突然ほおりだされたのは見渡す限り木々が生い茂っている森の中だった。


木々の間から微かに漏れてくる太陽の光であたりは思ったよりも明るくなっている。


辺りに人の気配はしない。


ただ、耳を済ませると鳥の囀りや、小動物が動く際に発する微かな物音が聞こえてくる。


静かな空間だった。


先ほどの声はいったい誰だったのだろうか。


どうして、このような森の中に飛ばされたのだろうか。


いくつも疑問点はある。


しかも、子供を産んだばかりの実体がない私をなぜ、このような場所に飛ばすのだろうか。


いくら考えてもわからない。


また、実体がないからだろうか暑さや寒さなどは感じられなかった。


森の中を歩く。


森の中にいる動物も私に気づかないのか、すぐ側を通っても動物たちは思い思いに動いており、逃げ出すそぶりがない。


それが面白くて、木の実を齧っているリスの目の前にしゃがみこみ、もぐもぐと動く頬を観察する。

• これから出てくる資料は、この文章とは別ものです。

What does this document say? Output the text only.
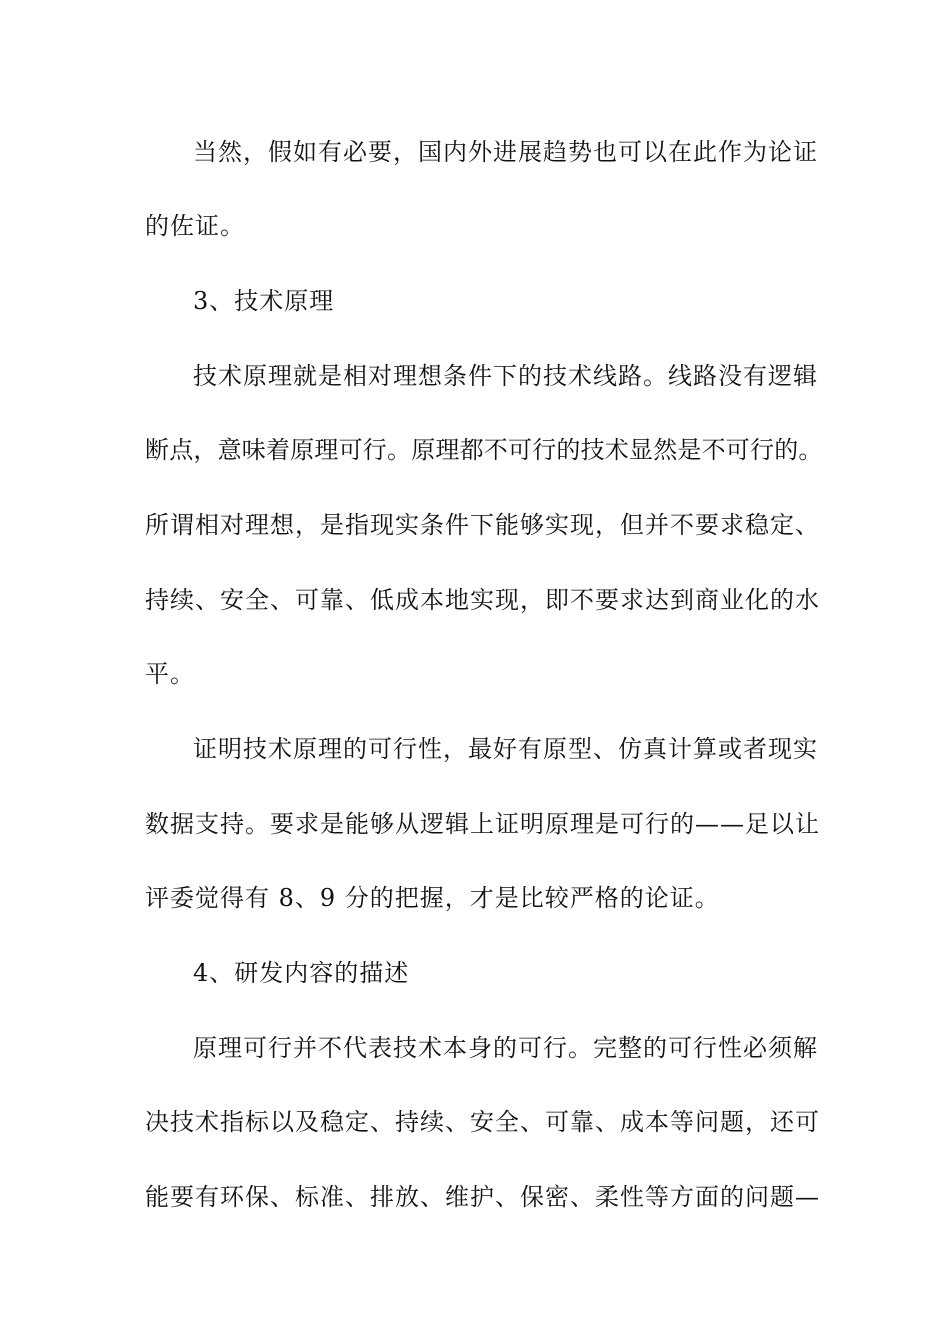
当然，假如有必要，国内外进展趋势也可以在此作为论证
的佐证。
3、技术原理
技术原理就是相对理想条件下的技术线路。线路没有逻辑
断点，意味着原理可行。原理都不可行的技术显然是不可行的。
所谓相对理想，是指现实条件下能够实现，但并不要求稳定、
持续、安全、可靠、低成本地实现，即不要求达到商业化的水
平。
证明技术原理的可行性，最好有原型、仿真计算或者现实
数据支持。要求是能够从逻辑上证明原理是可行的——足以让
评委觉得有 8、9 分的把握，才是比较严格的论证。
4、研发内容的描述
原理可行并不代表技术本身的可行。完整的可行性必须解
决技术指标以及稳定、持续、安全、可靠、成本等问题，还可
能要有环保、标准、排放、维护、保密、柔性等方面的问题—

リスは観察されていることに気づかず、美味しそうに木の実を食べていた。


『ふふ。可愛い。』


撫でればきっともふもふとした感触がするのだろうが、今は撫でようとしても手がリスの身体をすり抜けてしまう。


少し残念に感じた。


しばらく森を散策していると、木々が開けた場所に辿り着いた。


そこには小さいながらも湖があった。


『綺麗・・・。』


太陽の光が湖に降り注ぎ、湖面がキラキラと太陽の光を反射している。


なんとも神秘的な場所だった。


湖に誘われるように近づくと、湖面を覗き込む。


水の中を泳いでいる魚の姿がはっきりと見えるほどに、水は透き通っていた。


水の中に手を入れてみるが、やはり感触はなかった。


『残念だわ。気持ちよさそうなのに。』


はしたなくも、両足を湖の中にいれ、湖のほとりに腰掛ける。


水の感触はしないが気分だけを味わう。


木の上に止まっていた鳥が、湖の中を泳いでいる魚目掛けて、華麗に飛ぶ。水面をぎりぎりに飛んでいるかと思えば、ふいに顔を水の中に突っ込み、すぐさま浮上する。その嘴にはぴちぴちと跳ねる活きの良い魚が咥えられていた。


『すごい・・・。』


鳥が狩りをおこなう瞬間を初めてみた。無駄のないその動きに感動し打ち震える。


『あら?』


湖の先になにやらキラキラ輝くものがある。


湖面とは違うなにか。


なんだろうと、湖の上を歩き最短距離で向かう。まあ、歩くというよりは浮いているようだけど。


『まあ!大丈夫ですかっ!?』


そこにはキラキラとした光に包まれた10代後半くらいの女性が倒れていた。